Cornus kousa Benthamidia kousa is a species of deciduous tree belonging to to the family Cornaceae. Description

It is a small deciduous tree that reaches a size of 8-12 m in height, native to East Asia. Like most wild cherry trees, it has the opposite, simple leaves of 4-10 cm long. The tree is very striking when it is in bloom, but what appear to be four white petal flowers are actually fully open bracts beneath the greenish-yellow cluster. The flowers appear in spring. The fruit is globous a pink to red berry of 2-3 cm in diameter, although these berries tend to grow more toward the end of the season. It is edible, in addition to a sweet and delicious tree of ornamental value. The fruit is sometimes used to make wine.

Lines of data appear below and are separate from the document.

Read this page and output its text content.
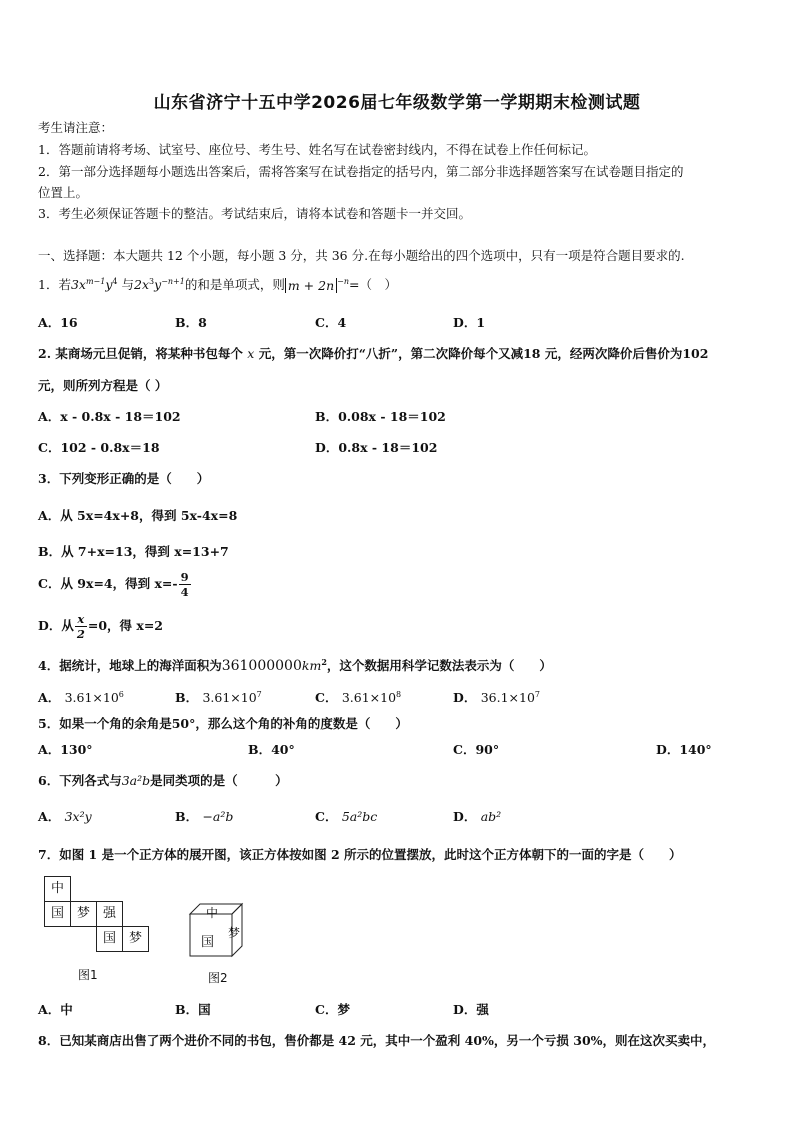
山东省济宁十五中学2026届七年级数学第一学期期末检测试题
考生请注意：
1．答题前请将考场、试室号、座位号、考生号、姓名写在试卷密封线内，不得在试卷上作任何标记。
2．第一部分选择题每小题选出答案后，需将答案写在试卷指定的括号内，第二部分非选择题答案写在试卷题目指定的
位置上。
3．考生必须保证答题卡的整洁。考试结束后，请将本试卷和答题卡一并交回。
一、选择题：本大题共 12 个小题，每小题 3 分，共 36 分.在每小题给出的四个选项中，只有一项是符合题目要求的.
1．若$3x^{m-1}y^4$ 与$2x^3y^{-n+1}$的和是单项式，则 m + 2n $^{-n}$=（　）
A．16	B．8	C．4	D．1
2. 某商场元旦促销，将某种书包每个 x 元，第一次降价打“八折”，第二次降价每个又减18 元，经两次降价后售价为102
元，则所列方程是（ ）
A．x - 0.8x - 18＝102	B．0.08x - 18＝102
C．102 - 0.8x＝18	D．0.8x - 18＝102
3．下列变形正确的是（　　）
A．从 5x=4x+8，得到 5x-4x=8
B．从 7+x=13，得到 x=13+7
C．从 9x=4，得到 $x=- \frac{9}{4}$
D．从 $\frac{x}{2} =0$，得 x=2
4．据统计，地球上的海洋面积为$361000000km^2$，这个数据用科学记数法表示为（　　）
A． $3.61\times 10^6$	B． $3.61\times 10^7$	C． $3.61\times 10^8$	D． $36.1\times 10^7$
5．如果一个角的余角是50°，那么这个角的补角的度数是（　　）
A．130°	B．40°	C．90°	D．140°
6．下列各式与3a²b是同类项的是（　　　）
A． 3x²y	B． −a²b	C． 5a²bc	D． ab²
7．如图 1 是一个正方体的展开图，该正方体按如图 2 所示的位置摆放，此时这个正方体朝下的一面的字是（　　）
中
国 梦 强
国 梦
图1
中
国
梦
图2
A．中	B．国	C．梦	D．强
8．已知某商店出售了两个进价不同的书包，售价都是 42 元，其中一个盈利 40%，另一个亏损 30%，则在这次买卖中，
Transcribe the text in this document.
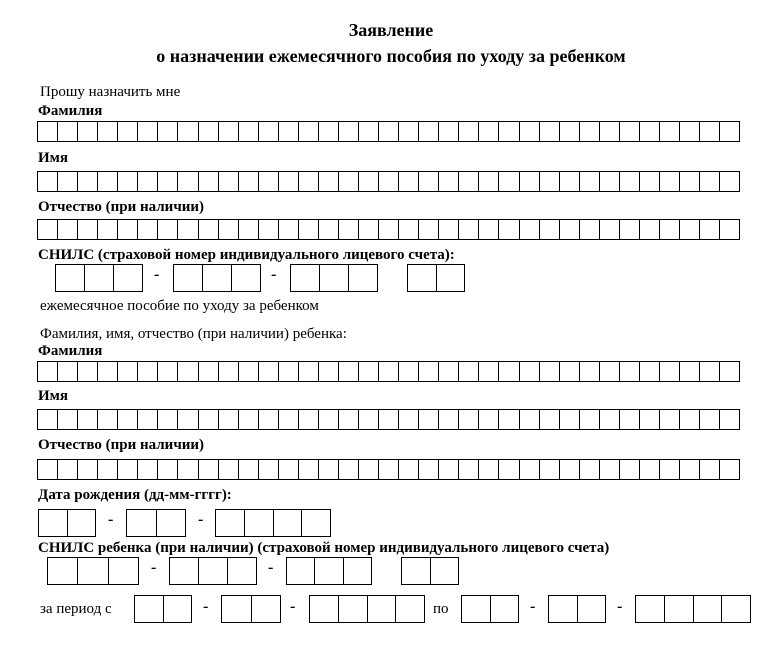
Заявление
о назначении ежемесячного пособия по уходу за ребенком
Прошу назначить мне
Фамилия
Имя
Отчество (при наличии)
СНИЛС (страховой номер индивидуального лицевого счета):
-	-
ежемесячное пособие по уходу за ребенком
Фамилия, имя, отчество (при наличии) ребенка:
Фамилия
Имя
Отчество (при наличии)
Дата рождения (дд-мм-гггг):
-	-
СНИЛС ребенка (при наличии) (страховой номер индивидуального лицевого счета)
-	-
за период с	-	-	по	-	-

It is resistant to the disease of anthracnose, caused by the fungus Destructive Disciple , unlike C. florida , which is very susceptible and commonly killed by it; for this reason, C. kousa is being widely planted as an ornamental tree in areas affected by the disease. A number of hybrids between C. kousa and C. Florida have also been selected for their resistance to diseases and the appearance of flowers.

Lyrics and music videos: November 2008
You prepare a table before me, in the sight of my enemies; you perfumes my head, and my cup overflows. The encounter of both is the theme of one of the frescoes of Arezzo by Piero della Francesca .

The fall foliage is a striking red color.

Cornus kousa was described by F.Buerger ex Miq. and published in Annales Museum Botanicum Lugduno-Batavi 2: 159. 1865.